Der liberale Präsident Emmanuel Macron war im Parlament zwar nicht direkt auf den Rassemblement National angewiesen, aber auf die Stimmen der konservativen Republikaner, die für eine Verschärfung der Vorschriften stimmten.
Nun will Macron das Gesetz vom französischen Verfassungsrat überprüfen lassen. Es sieht vor, dass illegale Einwanderer schneller abgeschoben werden können, der Zugang zu Sozialleistungen für Migranten erschwert und der Nachzug von Familienangehörigen eingeschränkt wird.
Ausländische Studenten sollen künftig eine Kaution hinterlegen, bevor sie nach Frankreich kommen. 70 Prozent der Franzosen sind nach Umfragen für eine Verschärfung der Migrationsgesetze.
Italien
Die rechtspopulistische Koalition unter Ministerpräsidentin Giorgia Meloni hat unter anderem mit dem Versprechen, die Anzahl der Migranten zu senken, die nach Italien kommen, die Wahlen 2022 gewonnen.
Nun will Meloni Ergebnisse vorweisen. So handelte sie mit der EU ein Rückführungsabkommen mit Tunesien aus, das letztlich aber nicht umgesetzt wurde.
Mit Albanien vereinbarte die Ministerpräsidentin ein Abkommen, das die Auslagerung von zwei Aufnahmezentren mit einer Kapazität von 3000 Personen von Italien nach Albanien vorsieht.
Albanien gilt als sicherer Drittstaat in Asylverfahren und verhandelt mit der EU über einen Beitritt zur Union. Allerdings überprüft das höchste Gericht in Albanien derzeit, ob der Deal mit Italien zulässig ist.
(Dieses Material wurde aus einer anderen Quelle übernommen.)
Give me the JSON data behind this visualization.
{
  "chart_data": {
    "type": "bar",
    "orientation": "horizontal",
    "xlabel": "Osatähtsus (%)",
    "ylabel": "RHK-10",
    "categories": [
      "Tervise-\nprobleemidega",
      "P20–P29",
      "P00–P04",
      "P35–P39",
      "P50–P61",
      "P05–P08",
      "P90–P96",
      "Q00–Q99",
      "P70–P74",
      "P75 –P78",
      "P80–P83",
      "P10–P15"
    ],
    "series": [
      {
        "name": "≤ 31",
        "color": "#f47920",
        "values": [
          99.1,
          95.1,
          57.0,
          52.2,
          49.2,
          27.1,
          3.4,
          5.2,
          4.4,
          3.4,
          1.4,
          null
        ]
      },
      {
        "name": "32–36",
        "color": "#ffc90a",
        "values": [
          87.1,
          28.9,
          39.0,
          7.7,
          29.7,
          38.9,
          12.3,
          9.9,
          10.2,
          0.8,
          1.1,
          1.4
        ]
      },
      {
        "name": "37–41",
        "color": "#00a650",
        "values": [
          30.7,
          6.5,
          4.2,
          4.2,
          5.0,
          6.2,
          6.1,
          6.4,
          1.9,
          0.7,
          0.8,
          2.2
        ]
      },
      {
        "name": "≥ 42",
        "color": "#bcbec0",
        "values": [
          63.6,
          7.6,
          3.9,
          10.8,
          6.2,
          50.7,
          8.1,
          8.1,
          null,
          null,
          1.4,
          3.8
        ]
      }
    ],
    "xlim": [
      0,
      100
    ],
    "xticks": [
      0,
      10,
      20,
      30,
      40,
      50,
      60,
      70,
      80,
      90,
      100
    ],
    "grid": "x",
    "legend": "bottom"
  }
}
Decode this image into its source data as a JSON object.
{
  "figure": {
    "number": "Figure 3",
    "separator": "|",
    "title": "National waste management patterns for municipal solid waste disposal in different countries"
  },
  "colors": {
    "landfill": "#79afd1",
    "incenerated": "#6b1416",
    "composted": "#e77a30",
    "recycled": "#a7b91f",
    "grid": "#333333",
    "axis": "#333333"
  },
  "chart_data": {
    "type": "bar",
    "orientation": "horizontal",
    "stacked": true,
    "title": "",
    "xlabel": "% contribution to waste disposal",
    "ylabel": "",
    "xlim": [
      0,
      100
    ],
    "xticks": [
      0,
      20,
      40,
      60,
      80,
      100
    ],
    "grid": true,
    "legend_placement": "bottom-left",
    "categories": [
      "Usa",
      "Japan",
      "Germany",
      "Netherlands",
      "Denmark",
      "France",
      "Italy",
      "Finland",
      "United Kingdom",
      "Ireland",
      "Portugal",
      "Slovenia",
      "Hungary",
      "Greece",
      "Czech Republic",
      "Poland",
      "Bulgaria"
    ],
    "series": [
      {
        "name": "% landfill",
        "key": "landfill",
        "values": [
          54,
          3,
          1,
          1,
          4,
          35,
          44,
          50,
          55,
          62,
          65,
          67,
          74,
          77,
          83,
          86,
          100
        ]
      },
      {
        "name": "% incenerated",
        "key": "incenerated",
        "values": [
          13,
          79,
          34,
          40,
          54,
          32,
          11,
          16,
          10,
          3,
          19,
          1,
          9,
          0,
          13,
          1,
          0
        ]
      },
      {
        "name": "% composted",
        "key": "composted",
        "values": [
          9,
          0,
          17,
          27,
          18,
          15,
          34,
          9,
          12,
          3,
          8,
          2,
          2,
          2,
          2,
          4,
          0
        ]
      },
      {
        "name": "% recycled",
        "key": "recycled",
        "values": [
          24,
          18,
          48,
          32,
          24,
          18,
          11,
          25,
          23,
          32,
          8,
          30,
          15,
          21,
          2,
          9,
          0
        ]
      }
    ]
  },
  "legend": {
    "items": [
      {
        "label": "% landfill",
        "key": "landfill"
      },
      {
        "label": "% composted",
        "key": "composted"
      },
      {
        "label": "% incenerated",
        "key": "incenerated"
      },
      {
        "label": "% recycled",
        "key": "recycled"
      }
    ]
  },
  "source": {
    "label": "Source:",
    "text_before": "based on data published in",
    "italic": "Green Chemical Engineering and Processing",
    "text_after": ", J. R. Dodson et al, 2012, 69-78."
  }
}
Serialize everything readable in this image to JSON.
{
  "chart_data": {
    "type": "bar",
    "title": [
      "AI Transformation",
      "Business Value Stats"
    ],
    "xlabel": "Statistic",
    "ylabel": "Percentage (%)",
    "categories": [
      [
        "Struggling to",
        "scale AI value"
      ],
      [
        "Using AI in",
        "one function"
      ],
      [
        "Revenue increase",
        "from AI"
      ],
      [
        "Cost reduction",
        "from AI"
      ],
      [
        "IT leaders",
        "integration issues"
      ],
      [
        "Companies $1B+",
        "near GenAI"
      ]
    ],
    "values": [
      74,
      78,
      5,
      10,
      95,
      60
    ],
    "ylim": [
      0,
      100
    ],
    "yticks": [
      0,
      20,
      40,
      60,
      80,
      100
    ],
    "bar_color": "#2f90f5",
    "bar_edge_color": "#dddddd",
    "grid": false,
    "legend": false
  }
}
Zudem hat Meloni die Armee angewiesen, Abschiebelager in dünn besiedelten Gegenden Italiens einzurichten. Dort sollen ausreisepflichtige Migranten statt bisher zwölf künftig 18 Monate festgehalten werden können, während die Behörden über ihre Abschiebung entscheiden.
Der Dachverband europäischer Flüchtlingsorganisationen, European Council on Refugees and Exiles (ECRE), kritisiert in seinem Länderbericht zu Italien, dass der reguläre Zugang zu Asylverfahren oft sehr schwer und langwierig sei. Bewerber müssten monatelang auf Termine warten.
Viele Migranten ziehen aus Italien weiter nach Norden, vor allem nach Österreich und Deutschland, um dort Asylanträge zu stellen. Eigentlich wäre Italien nach den sogenannten Dublin-Regeln der EU für die Aufnahme zuständig. Doch Rom weigert sich, Migranten wieder aufzunehmen, die aus Deutschland in das Land ihrer ersten Einreise zurückgeschickt werden sollen.
Griechenland, Ungarn, Österreich und die Niederlande
In Griechenland sind direkte Zurückweisungen von Migranten an den Grenzen oder das Rückführen von Booten in türkische Hoheitsgewässer (sogenannte Pushbacks) eher die Regel als die Ausnahme. Das zumindest schreibt die Hilfsorganisation ECRE aus Brüssel in ihrem Jahresbericht.
Der Zugang zu Asylverfahren ist erschwert, weil Migranten während der Wartezeit auf Anhörungen keine Sozialleistungen erhalten. Für einige Termine werden in Griechenland 100 Euro an Gebühren von den Asylbewerbern verlangt, ein einmaliger Vorgang in der EU.
Ungarn sticht aus den anderen EU-Staaten heraus. Seit 2016 gilt hier Ausnahmerecht an den Grenzen. Die Einreise für Asylbewerber ist fast unmöglich. Verfahren müssen an den ungarischen Botschaften in Belgrad oder Kiew beantragt werden.
Der Dachverband ECRE der Hilfsorganisationen in der EU geht davon aus, dass am dichten ungarischen Grenzzaun rund 150.000 Menschen unmittelbar nach Serbien zurückgeschoben wurden. Sowohl der Europäische Gerichtshof in Luxemburg als auch der Europäische Gerichtshof für Menschenrechte in Straßburg haben die ungarische Praxis für illegal erklärt. Budapest ignoriert die Urteile.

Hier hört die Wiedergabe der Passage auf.